Homélies sur l’Evangile, tome II, Homélie 32, SC 522, p. 277s

 

                 Celui qui renonce à ses vices doit chercher les vertus dans lesquelles il doit grandir. Car après avoir dit : Si quelqu’un veut marcher derrière moi, qu’il renonce à lui-même, le Seigneur ajoute : Qu’il prenne sa croix chaque jour et qu’il me suive. Il y a deux façons de porter la croix : quand on mortifie son corps par le jeûne, et quand le cœur s’afflige par la compassion envers le prochain. Voyons comment Paul avait porté sa croix des deux façons. Il disait : Je meurtris mon corps et le réduis en servitude, de peur qu’après avoir prêché aux autres, je ne sois moi-même disqualifié. Nous l’avons entendu parler de la croix de la chair dans les mortifications du corps, écoutons-le parler maintenant de la croix de l’âme dans la compassion envers le prochain. Paul dit : Qui souffre sans que je souffre aussi ? Qui vient à tomber sans que cela me brule ? Ce parfait prédicateur, pour donner l’exemple de la mortification, portait la croix dans son corps. Et parce qu’il portait en lui les misères de la faiblesse d’autrui, il portait la croix en son cœur.
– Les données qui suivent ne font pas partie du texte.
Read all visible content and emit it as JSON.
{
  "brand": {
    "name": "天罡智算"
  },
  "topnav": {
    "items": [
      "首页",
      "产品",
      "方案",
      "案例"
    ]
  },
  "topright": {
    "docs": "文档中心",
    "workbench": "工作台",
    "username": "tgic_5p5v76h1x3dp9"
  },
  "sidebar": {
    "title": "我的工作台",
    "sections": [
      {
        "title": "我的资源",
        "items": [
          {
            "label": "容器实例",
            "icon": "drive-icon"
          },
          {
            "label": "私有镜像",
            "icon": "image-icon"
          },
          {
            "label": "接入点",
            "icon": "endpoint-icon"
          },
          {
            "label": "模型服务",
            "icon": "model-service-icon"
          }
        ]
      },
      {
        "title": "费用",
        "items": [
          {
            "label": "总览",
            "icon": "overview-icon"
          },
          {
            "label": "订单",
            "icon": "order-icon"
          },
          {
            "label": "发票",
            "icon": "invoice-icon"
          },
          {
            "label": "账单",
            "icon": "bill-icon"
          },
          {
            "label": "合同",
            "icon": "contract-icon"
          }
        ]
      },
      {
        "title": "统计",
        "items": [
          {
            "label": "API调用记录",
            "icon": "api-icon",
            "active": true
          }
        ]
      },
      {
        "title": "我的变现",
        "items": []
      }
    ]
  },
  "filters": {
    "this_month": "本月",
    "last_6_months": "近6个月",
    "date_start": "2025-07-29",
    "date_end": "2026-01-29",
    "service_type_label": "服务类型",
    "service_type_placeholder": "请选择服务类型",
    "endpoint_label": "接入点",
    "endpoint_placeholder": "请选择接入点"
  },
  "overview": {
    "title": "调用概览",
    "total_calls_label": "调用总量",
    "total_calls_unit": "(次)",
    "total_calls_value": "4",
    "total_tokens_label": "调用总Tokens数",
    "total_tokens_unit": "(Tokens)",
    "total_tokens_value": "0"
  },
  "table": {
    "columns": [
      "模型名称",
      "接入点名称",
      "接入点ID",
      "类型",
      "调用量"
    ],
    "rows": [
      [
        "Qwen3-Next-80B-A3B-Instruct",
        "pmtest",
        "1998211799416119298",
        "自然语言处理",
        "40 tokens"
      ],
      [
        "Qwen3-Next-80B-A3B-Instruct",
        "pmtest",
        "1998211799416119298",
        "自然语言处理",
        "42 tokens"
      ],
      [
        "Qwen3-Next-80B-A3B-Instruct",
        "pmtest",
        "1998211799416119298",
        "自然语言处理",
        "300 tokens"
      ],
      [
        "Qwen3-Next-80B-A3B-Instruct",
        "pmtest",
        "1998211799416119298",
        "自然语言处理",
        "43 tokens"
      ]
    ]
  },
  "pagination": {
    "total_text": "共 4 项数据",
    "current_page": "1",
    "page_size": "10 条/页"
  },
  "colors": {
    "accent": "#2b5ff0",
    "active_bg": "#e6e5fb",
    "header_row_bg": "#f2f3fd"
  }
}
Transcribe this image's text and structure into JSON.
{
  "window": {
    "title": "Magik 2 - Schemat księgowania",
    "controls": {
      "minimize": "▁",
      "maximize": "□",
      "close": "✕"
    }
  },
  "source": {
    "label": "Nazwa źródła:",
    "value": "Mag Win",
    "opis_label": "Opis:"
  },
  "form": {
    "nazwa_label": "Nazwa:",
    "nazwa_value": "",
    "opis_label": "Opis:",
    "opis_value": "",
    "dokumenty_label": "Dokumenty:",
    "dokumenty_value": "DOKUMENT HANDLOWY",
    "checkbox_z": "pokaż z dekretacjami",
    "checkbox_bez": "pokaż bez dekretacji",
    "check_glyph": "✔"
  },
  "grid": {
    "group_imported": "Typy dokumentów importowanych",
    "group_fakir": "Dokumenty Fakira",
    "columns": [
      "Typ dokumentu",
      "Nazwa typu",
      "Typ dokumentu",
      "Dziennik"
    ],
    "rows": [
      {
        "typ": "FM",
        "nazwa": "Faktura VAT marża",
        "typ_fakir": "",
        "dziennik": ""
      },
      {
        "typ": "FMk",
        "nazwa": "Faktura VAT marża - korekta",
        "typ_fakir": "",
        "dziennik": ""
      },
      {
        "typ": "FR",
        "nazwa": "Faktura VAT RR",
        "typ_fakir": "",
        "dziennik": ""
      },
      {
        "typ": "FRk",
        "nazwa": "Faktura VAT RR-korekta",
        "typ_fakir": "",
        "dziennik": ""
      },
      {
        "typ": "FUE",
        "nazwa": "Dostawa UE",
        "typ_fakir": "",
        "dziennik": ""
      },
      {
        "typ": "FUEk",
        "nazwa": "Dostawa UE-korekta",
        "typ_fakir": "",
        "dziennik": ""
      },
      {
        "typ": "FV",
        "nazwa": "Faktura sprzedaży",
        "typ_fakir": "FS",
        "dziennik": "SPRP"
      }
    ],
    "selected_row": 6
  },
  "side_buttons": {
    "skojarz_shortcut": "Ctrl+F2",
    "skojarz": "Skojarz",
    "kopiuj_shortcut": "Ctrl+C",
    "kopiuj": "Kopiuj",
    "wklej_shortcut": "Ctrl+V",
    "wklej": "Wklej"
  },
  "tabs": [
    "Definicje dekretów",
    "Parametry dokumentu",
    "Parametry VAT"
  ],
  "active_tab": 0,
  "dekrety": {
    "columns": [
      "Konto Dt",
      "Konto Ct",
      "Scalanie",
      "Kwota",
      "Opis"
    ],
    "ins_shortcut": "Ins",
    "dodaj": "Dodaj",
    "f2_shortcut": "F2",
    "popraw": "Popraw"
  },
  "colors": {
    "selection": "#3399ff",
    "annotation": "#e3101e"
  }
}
                   Comme certains vices sont proches de certaines vertus, il nous faut dire quel vice guette le jeûne corporel et quel vice guette la compassion de l’âme. D’ordinaire la vaine gloire guette de près le jeûne du corps, parce qu’en voyant ce corps amaigri, la pâleur de ce visage, on loue une vertu manifeste. Et celle-ci apparaît d’autant plus vite au-dehors qu’elle se montre davantage aux yeux par la pâleur. Et il arrive souvent que, ce que l’on croit faire pour l’amour de Dieu, n’est en fait que pour attirer les faveurs des hommes. Simon symbolise bien cela : rencontré sur le chemin du Seigneur, il est requis pour porter sa croix. On porte par réquisition les fardeaux d’autrui quand on fait quelque chose par vanité. Qui symbolise Simon, sinon ceux qui jeûnent avec orgueil ? Ils mortifient leur corps par le jeûne, mais ne recherchent pas intérieurement le fruit du jeûne. Simon porte donc la croix du Christ sur réquisition. Quand le pécheur n‘est pas conduit à l’œuvre bonne par une volonté bonne, il accomplit sans fruit les œuvres du juste. Simon porte donc la croix, mais n’y meurt pas, parce que les jeûneurs orgueilleux mortifient bien leur corps par le jeûne, mais vivent pour le monde par leur désir de gloire. Dans la compassion, ce qui guette souvent l’âme en secret, c’est la fausse bonté qui va jusqu’à l’entraîner parfois à condescendre aux vices, alors qu’elle devrait susciter à l’égard du péché, non la compassion, mais le zèle. On doit la compassion à l’homme, et la rectitude aux vices : ainsi, dans le même homme, nous aimerons le bien qui a été fait en lui, mais nous châtierons le mal qu’il a fait, de peur qu’en remettant imprudemment les péchés, nous paraissions, non plus compatir par charité, mais concéder par négligence.